Here are some notes I put together for my Quant II class on this topic: PDF. My personal take-away from this is that OLS is fine for these kinds of applications, and carries with it the benefits of simplicity, well-understood operating characteristics, and consistency when we have, e.g., lots of dummy variable to soak up “fixed effects.” But reasonable people may disagree, although with little consequence I think. I emphasize “aggregation bias” in these notes—something that is still not part of conventional training in statistics or econometrics but is of central concern in the contemporary causal inference literature. In the simulations here, the aggregation bias is not such a big deal. To see an example where it is a big deal, overwhelming omitted variable bias, see this simulation code: R code. Acknowledgement of aggregation bias renders many conventional practices illegitimate for estimating causal effects. For example, the practice of interpreting MLE estimates by “setting all other variables to their mean” and then looking at predicted values doesn’t work. Rather, one needs to look at within-sample predictions that incorporate all of the heterogeneity present in the sample. The simulations in the notes here demonstrate.

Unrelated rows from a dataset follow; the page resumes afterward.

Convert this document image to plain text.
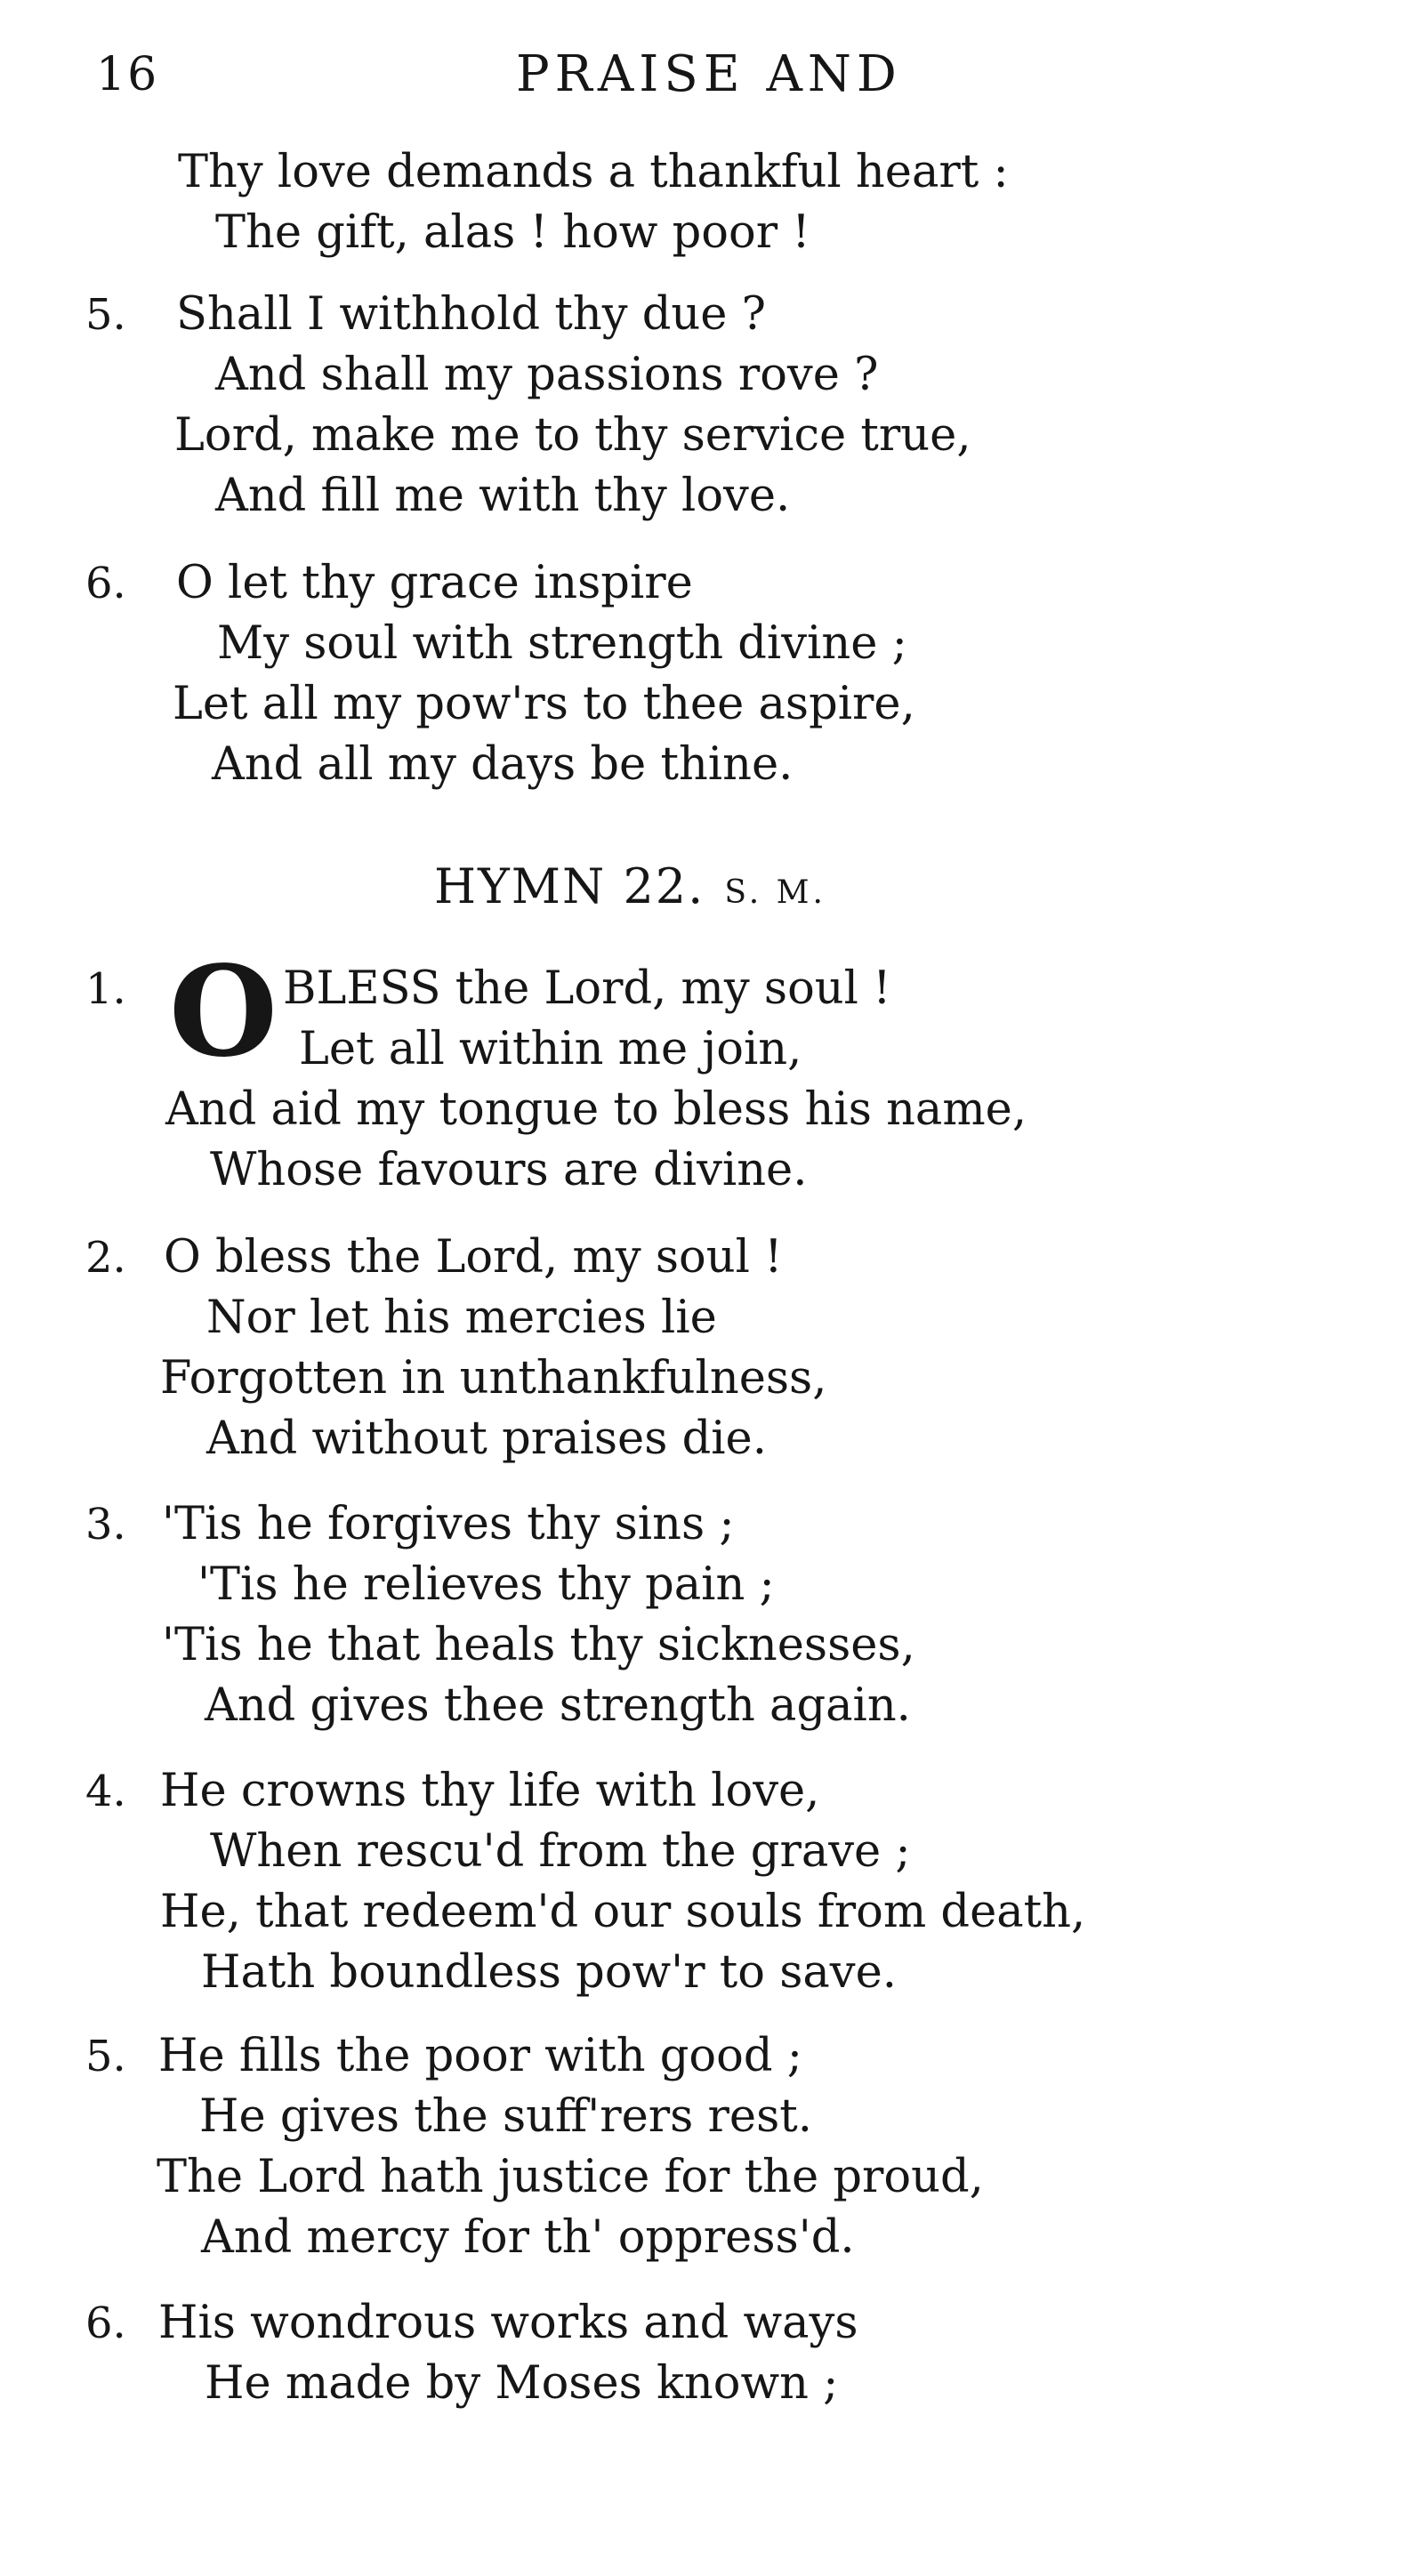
16	PRAISE AND
Thy love demands a thankful heart :
The gift, alas ! how poor !
5. Shall I withhold thy due ?
And shall my passions rove ?
Lord, make me to thy service true,
And fill me with thy love.
6. O let thy grace inspire
My soul with strength divine ;
Let all my pow'rs to thee aspire,
And all my days be thine.
HYMN 22. S. M.
O
1.	BLESS the Lord, my soul !
Let all within me join,
And aid my tongue to bless his name,
Whose favours are divine.
2. O bless the Lord, my soul !
Nor let his mercies lie
Forgotten in unthankfulness,
And without praises die.
3. 'Tis he forgives thy sins ;
'Tis he relieves thy pain ;
'Tis he that heals thy sicknesses,
And gives thee strength again.
4. He crowns thy life with love,
When rescu'd from the grave ;
He, that redeem'd our souls from death,
Hath boundless pow'r to save.
5. He fills the poor with good ;
He gives the suff'rers rest.
The Lord hath justice for the proud,
And mercy for th' oppress'd.
6. His wondrous works and ways
He made by Moses known ;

## 2 Replies to “Treatment effects with binary outcomes”

Comments are closed.

Great notes, Cyrus. And logit could be more biased than OLS in some real-world scenarios. Good to see more emphasis on interactions and flexible specification of the covariates. (It might be helpful to point out that with a saturated model, the appropriate OLS and logit-derived estimators are equivalent.)

Thanks for the comment, Winston. I missed that fact about the saturated model. I’ve added it to the notes now.